I can multitask; the fact that I was aiming to push her buttons didn’t stop me from meaning just about every word. Nora watched me; in the near dark her eyes were enormous and troubled. She said, “I didn’t see what started the two of them off, Francis. If I had to guess, but, I’d say it was that your da was talking to my ma.”
And there it was. Just that quickly, like gears interlocking and starting to move, dozens of little things going right back to my childhood spun and whirred and clicked neatly into place. I had thought up a hundred possible explanations, each one more involved and unlikely than the last-Matt Daly ratting out one of my da’s less legal activities, some hereditary feud going back to who stole whose last potato during the Famine-but I had never thought of the one thing that starts practically every fight between two men, specially the truly vicious ones: a woman. I said, “The two of them had a thing together.”
I saw her lashes flutter, quick and embarrassed. It was too dark to tell, but I would have bet she was blushing. “I think so, yeah. No one’s ever said it to me straight out, but… I’m almost sure.”
“When?”
“Ah, ages ago, before they were married-it wasn’t an affair, nothing like that. Just kid stuff.”
Which, as I knew better than most people, never stopped anything from mattering. “And then what happened?”
I waited for Nora to describe unspeakable acts of violence, probably involving strangulation, but she shook her head. “I don’t know, Francis. I don’t. Like I said, nobody ever talked to me about it; I just figured it out on my own, from bits and bobs.”
I leaned over and jammed out my smoke on the gravel, shoved it back in the packet. “Now this,” I said, “I didn’t see coming. Color me stupid.”
“Why…? I wouldn’t’ve thought you’d care.”
“You mean, why do I care about anything that happened around here, when I couldn’t be arsed coming back for twenty-odd years?”
She was still gazing at me, worried and bewildered. The moon had come out; in the cold half-light the garden looked pristine and unreal, like some symmetrical suburban limbo. I said, “Nora, tell me something. Do you think I’m a murderer?”

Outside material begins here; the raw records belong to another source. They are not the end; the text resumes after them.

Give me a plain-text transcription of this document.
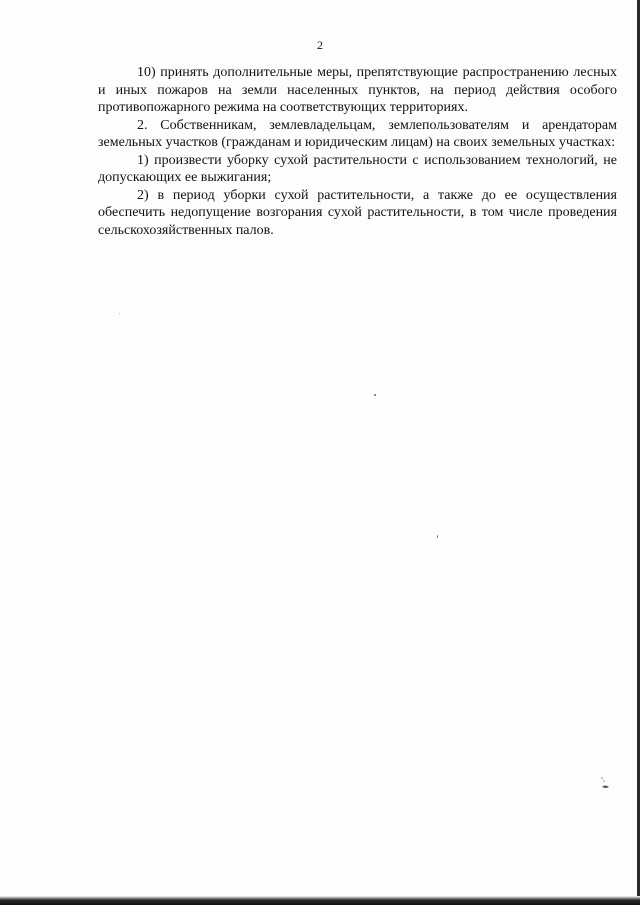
2

10) принять дополнительные меры, препятствующие распространению лесных и иных пожаров на земли населенных пунктов, на период действия особого противопожарного режима на соответствующих территориях.

2. Собственникам, землевладельцам, землепользователям и арендаторам земельных участков (гражданам и юридическим лицам) на своих земельных участках:

1) произвести уборку сухой растительности с использованием технологий, не допускающих ее выжигания;

2) в период уборки сухой растительности, а также до ее осуществления обеспечить недопущение возгорания сухой растительности, в том числе проведения сельскохозяйственных палов.
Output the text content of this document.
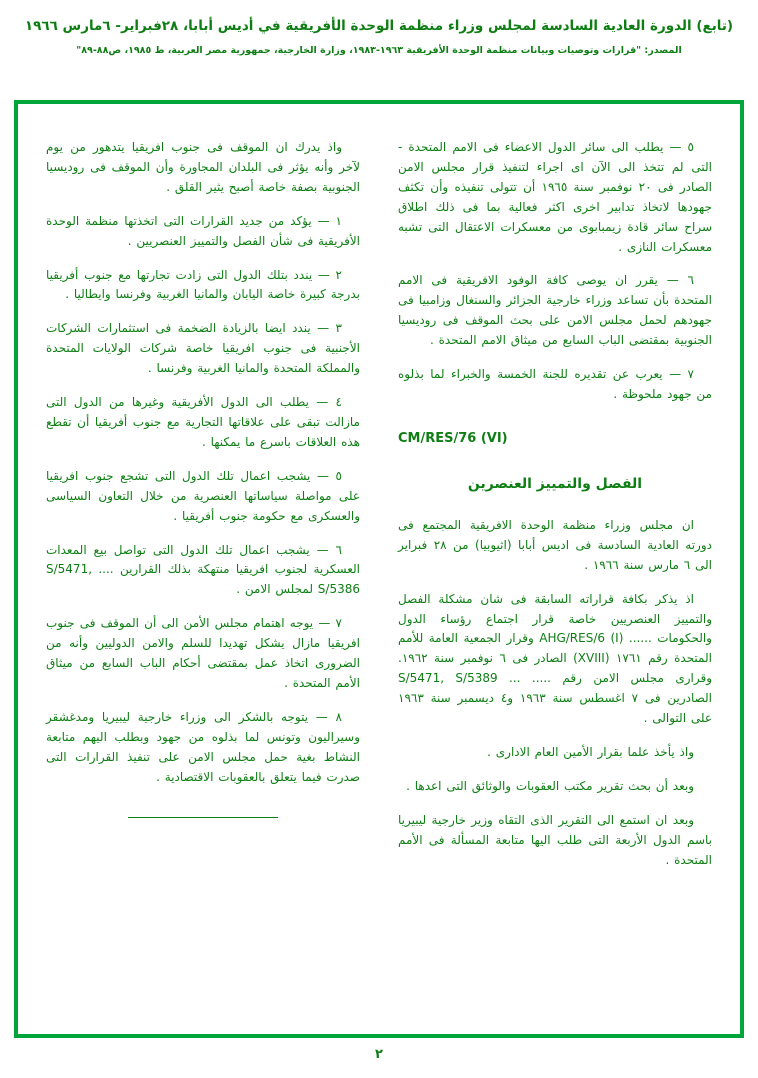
(تابع) الدورة العادية السادسة لمجلس وزراء منظمة الوحدة الأفريقية في أديس أبابا، ٢٨فبراير- ٦مارس ١٩٦٦
المصدر: "قرارات وتوصيات وبيانات منظمة الوحدة الأفريقية ١٩٦٣-١٩٨٣، وزارة الخارجية، جمهورية مصر العربية، ط ١٩٨٥، ص٨٨-٨٩"

٥ — يطلب الى سائر الدول الاعضاء فى الامم المتحدة - التى لم تتخذ الى الآن اى اجراء لتنفيذ قرار مجلس الامن الصادر فى ٢٠ نوفمبر سنة ١٩٦٥ أن تتولى تنفيذه وأن تكثف جهودها لاتخاذ تدابير اخرى اكثر فعالية بما فى ذلك اطلاق سراح سائر قادة زيمبابوى من معسكرات الاعتقال التى تشبه معسكرات النازى .

٦ — يقرر ان يوصى كافة الوفود الافريقية فى الامم المتحدة بأن تساعد وزراء خارجية الجزائر والسنغال وزامبيا فى جهودهم لحمل مجلس الامن على بحث الموقف فى روديسيا الجنوبية بمقتضى الباب السابع من ميثاق الامم المتحدة .

٧ — يعرب عن تقديره للجنة الخمسة والخبراء لما بذلوه من جهود ملحوظة .

CM/RES/76 (VI)
الفصل والتمييز العنصرين

ان مجلس وزراء منظمة الوحدة الافريقية المجتمع فى دورته العادية السادسة فى اديس أبابا (اثيوبيا) من ٢٨ فبراير الى ٦ مارس سنة ١٩٦٦ .

اذ يذكر بكافة قراراته السابقة فى شان مشكلة الفصل والتمييز العنصريين خاصة قرار اجتماع رؤساء الدول والحكومات ...... AHG/RES/6 (I) وقرار الجمعية العامة للأمم المتحدة رقم ١٧٦١ (XVIII) الصادر فى ٦ نوفمبر سنة ١٩٦٢. وقرارى مجلس الامن رقم ..... ... S/5471, S/5389 الصادرين فى ٧ اغسطس سنة ١٩٦٣ و٤ ديسمبر سنة ١٩٦٣ على التوالى .

واذ يأخذ علما بقرار الأمين العام الادارى .

وبعد أن بحث تقرير مكتب العقوبات والوثائق التى اعدها .

وبعد ان استمع الى التقرير الذى التقاه وزير خارجية ليبيريا باسم الدول الأربعة التى طلب اليها متابعة المسألة فى الأمم المتحدة .

واذ يدرك ان الموقف فى جنوب افريقيا يتدهور من يوم لآخر وأنه يؤثر فى البلدان المجاورة وأن الموقف فى روديسيا الجنوبية بصفة خاصة أصبح يثير القلق .

١ — يؤكد من جديد القرارات التى اتخذتها منظمة الوحدة الأفريقية فى شأن الفصل والتمييز العنصريين .

٢ — يندد بتلك الدول التى زادت تجارتها مع جنوب أفريقيا بدرجة كبيرة خاصة اليابان والمانيا الغربية وفرنسا وايطاليا .

٣ — يندد ايضا بالزيادة الضخمة فى استثمارات الشركات الأجنبية فى جنوب افريقيا خاصة شركات الولايات المتحدة والمملكة المتحدة والمانيا الغربية وفرنسا .

٤ — يطلب الى الدول الأفريقية وغيرها من الدول التى مازالت تبقى على علاقاتها التجارية مع جنوب أفريقيا أن تقطع هذه العلاقات باسرع ما يمكنها .

٥ — يشجب اعمال تلك الدول التى تشجع جنوب افريقيا على مواصلة سياساتها العنصرية من خلال التعاون السياسى والعسكرى مع حكومة جنوب أفريقيا .

٦ — يشجب اعمال تلك الدول التى تواصل بيع المعدات العسكرية لجنوب افريقيا منتهكة بذلك القرارين .... S/5471, S/5386 لمجلس الامن .

٧ — يوجه اهتمام مجلس الأمن الى أن الموقف فى جنوب افريقيا مازال يشكل تهديدا للسلم والامن الدوليين وأنه من الضرورى اتخاذ عمل بمقتضى أحكام الباب السابع من ميثاق الأمم المتحدة .

٨ — يتوجه بالشكر الى وزراء خارجية ليبيريا ومدغشقر وسيراليون وتونس لما بذلوه من جهود وبطلب اليهم متابعة النشاط بغية حمل مجلس الامن على تنفيذ القرارات التى صدرت فيما يتعلق بالعقوبات الاقتصادية .

٢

It scared me shitless, how badly I wanted her to say no. That was when I knew I should get up and leave-I already had everything she could give me, every extra second was a bad idea. Nora said, simply and matter-offactly, “No. I never did.”
Something twisted inside me. I said, “Apparently a lot of people do.”

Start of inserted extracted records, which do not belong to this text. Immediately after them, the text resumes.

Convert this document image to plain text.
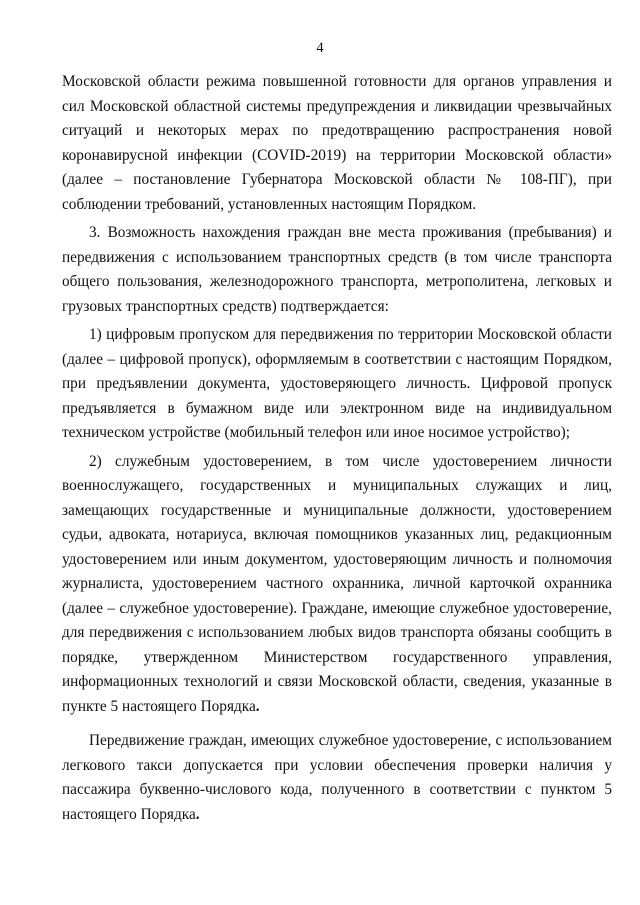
4

Московской области режима повышенной готовности для органов управления и сил Московской областной системы предупреждения и ликвидации чрезвычайных ситуаций и некоторых мерах по предотвращению распространения новой коронавирусной инфекции (COVID-2019) на территории Московской области» (далее – постановление Губернатора Московской области № 108-ПГ), при соблюдении требований, установленных настоящим Порядком.

3. Возможность нахождения граждан вне места проживания (пребывания) и передвижения с использованием транспортных средств (в том числе транспорта общего пользования, железнодорожного транспорта, метрополитена, легковых и грузовых транспортных средств) подтверждается:

1) цифровым пропуском для передвижения по территории Московской области (далее – цифровой пропуск), оформляемым в соответствии с настоящим Порядком, при предъявлении документа, удостоверяющего личность. Цифровой пропуск предъявляется в бумажном виде или электронном виде на индивидуальном техническом устройстве (мобильный телефон или иное носимое устройство);

2) служебным удостоверением, в том числе удостоверением личности военнослужащего, государственных и муниципальных служащих и лиц, замещающих государственные и муниципальные должности, удостоверением судьи, адвоката, нотариуса, включая помощников указанных лиц, редакционным удостоверением или иным документом, удостоверяющим личность и полномочия журналиста, удостоверением частного охранника, личной карточкой охранника (далее – служебное удостоверение). Граждане, имеющие служебное удостоверение, для передвижения с использованием любых видов транспорта обязаны сообщить в порядке, утвержденном Министерством государственного управления, информационных технологий и связи Московской области, сведения, указанные в пункте 5 настоящего Порядка.

Передвижение граждан, имеющих служебное удостоверение, с использованием легкового такси допускается при условии обеспечения проверки наличия у пассажира буквенно-числового кода, полученного в соответствии с пунктом 5 настоящего Порядка.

She shook her head. “Once, when I was just a wee little young one-five or six, maybe-I had one of Sallie Hearne’s cat’s kittens out in the street to play with, and a bunch of big fellas came along and took it away, to tease me. They were throwing it back and forth, and I was screaming… Then you came and made them stop: got the kitten for me, told me to take it back to Hearne’s. You wouldn’t remember.”

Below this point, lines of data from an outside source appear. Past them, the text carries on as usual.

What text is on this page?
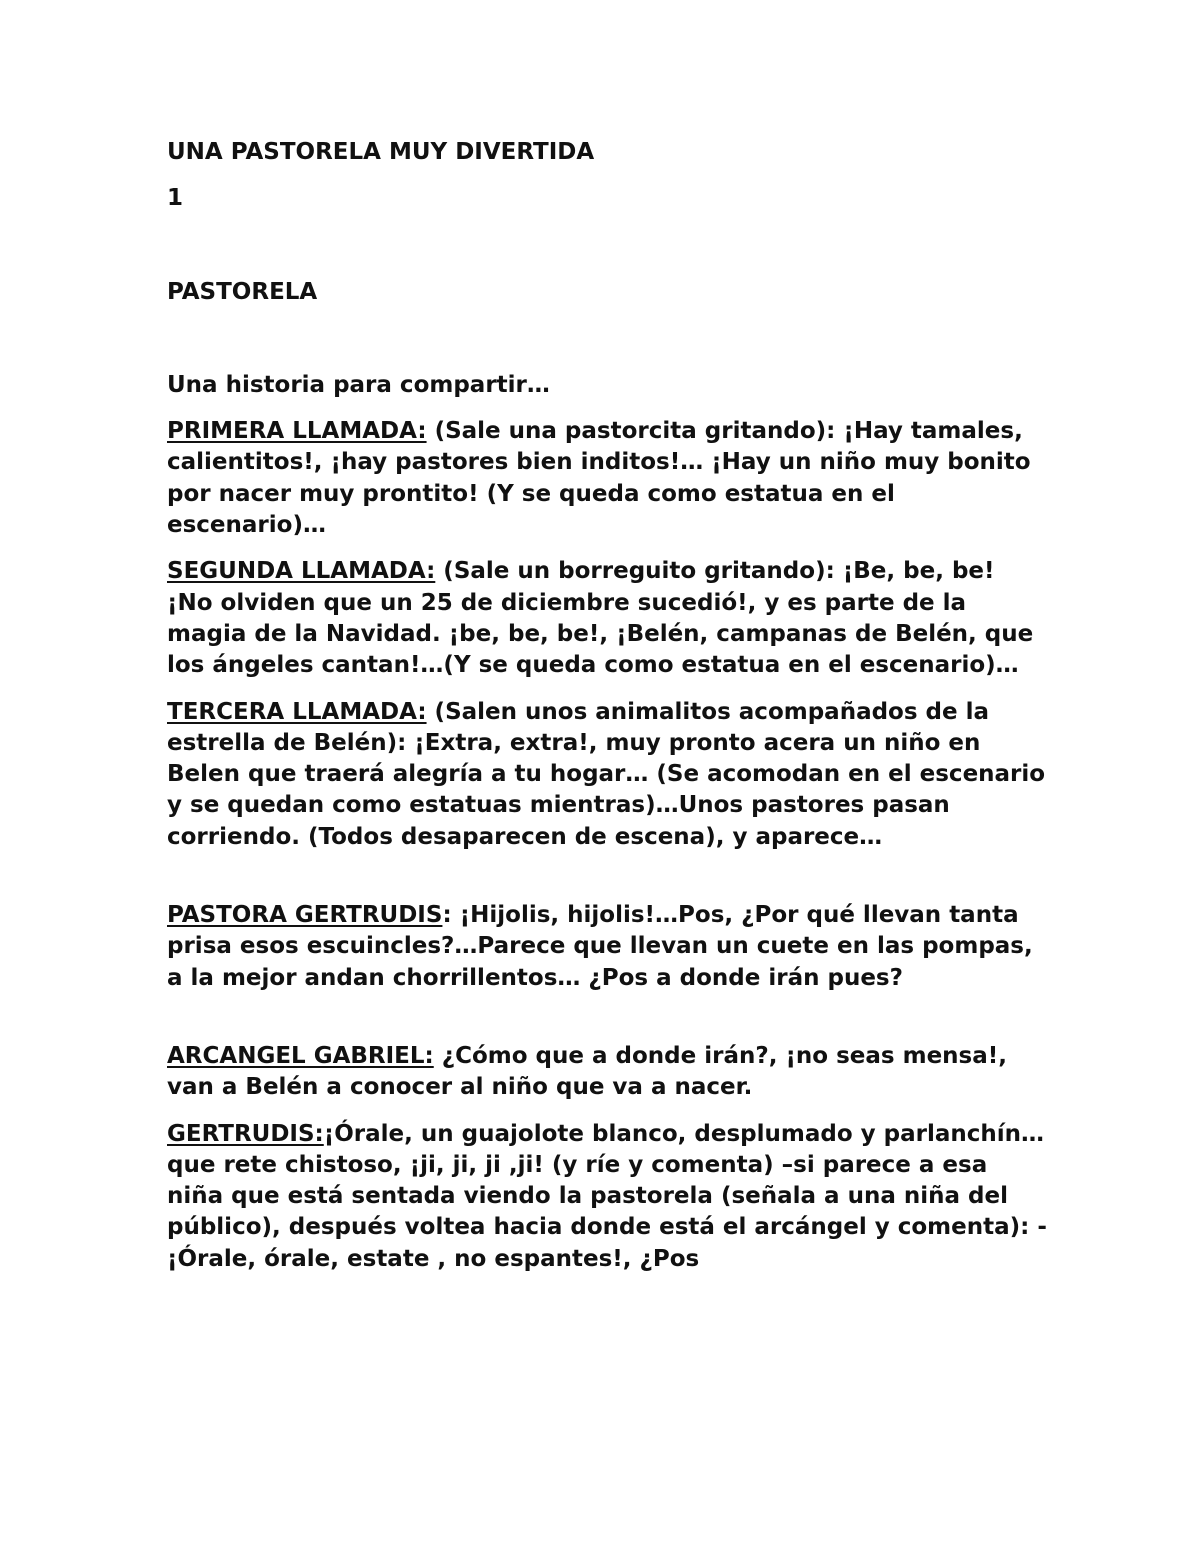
UNA PASTORELA MUY DIVERTIDA

1

PASTORELA

Una historia para compartir…

PRIMERA LLAMADA: (Sale una pastorcita gritando): ¡Hay tamales, calientitos!, ¡hay pastores bien inditos!… ¡Hay un niño muy bonito por nacer muy prontito! (Y se queda como estatua en el escenario)…

SEGUNDA LLAMADA: (Sale un borreguito gritando): ¡Be, be, be! ¡No olviden que un 25 de diciembre sucedió!, y es parte de la magia de la Navidad. ¡be, be, be!, ¡Belén, campanas de Belén, que los ángeles cantan!…(Y se queda como estatua en el escenario)…

TERCERA LLAMADA: (Salen unos animalitos acompañados de la estrella de Belén): ¡Extra, extra!, muy pronto acera un niño en Belen que traerá alegría a tu hogar… (Se acomodan en el escenario y se quedan como estatuas mientras)…Unos pastores pasan corriendo. (Todos desaparecen de escena), y aparece…

PASTORA GERTRUDIS: ¡Hijolis, hijolis!…Pos, ¿Por qué llevan tanta prisa esos escuincles?…Parece que llevan un cuete en las pompas, a la mejor andan chorrillentos… ¿Pos a donde irán pues?

ARCANGEL GABRIEL: ¿Cómo que a donde irán?, ¡no seas mensa!, van a Belén a conocer al niño que va a nacer.

GERTRUDIS:¡Órale, un guajolote blanco, desplumado y parlanchín…que rete chistoso, ¡ji, ji, ji ,ji! (y ríe y comenta) –si parece a esa niña que está sentada viendo la pastorela (señala a una niña del público), después voltea hacia donde está el arcángel y comenta): -¡Órale, órale, estate , no espantes!, ¿Pos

“I do, yeah,” I said. The wordless plea in her eyes: she needed the two of us to share that memory, and of all the things she needed that was the only tiny one I could give. “Of course I remember.”
“Someone who’d do that, I can’t see him hurting anyone; not on purpose. Maybe I’m just stupid.”
That twist again, more painful. “Not stupid,” I said. “Just sweet. The sweetest thing.”
In that light she looked like a girl, like a ghost, she looked like a breath-taking black-and-white Rosie escaped for one thin slice of time from a flickering old film or a dream. I knew if I touched her she would vanish, turn back into Nora in the blink of an eye and be gone for good. The smile on her lips could have pulled my heart out of my chest.
I touched her hair, only, with the tips of my fingers. Her breath was quick and warm against the inside of my wrist. “Where have you been?” I said softly, close to her mouth. “Where have you been all this time?”
We clutched at each other like wild lost kids, on fire and desperate. My hands knew the soft hot curves of her hips by heart, their shape rose up to meet me from some fathoms-deep place in my mind that I had thought was lost forever. I don’t know who she was looking for; she kissed me hard enough that I tasted blood. She smelled like vanilla. Rosie used to smell of lemon drops and sun and the airy solvent they used in the factory to clean stains off the cloth. I dug my fingers deep into Nora’s rich curls and felt her breasts heave against my chest, so that for a second I thought she was crying.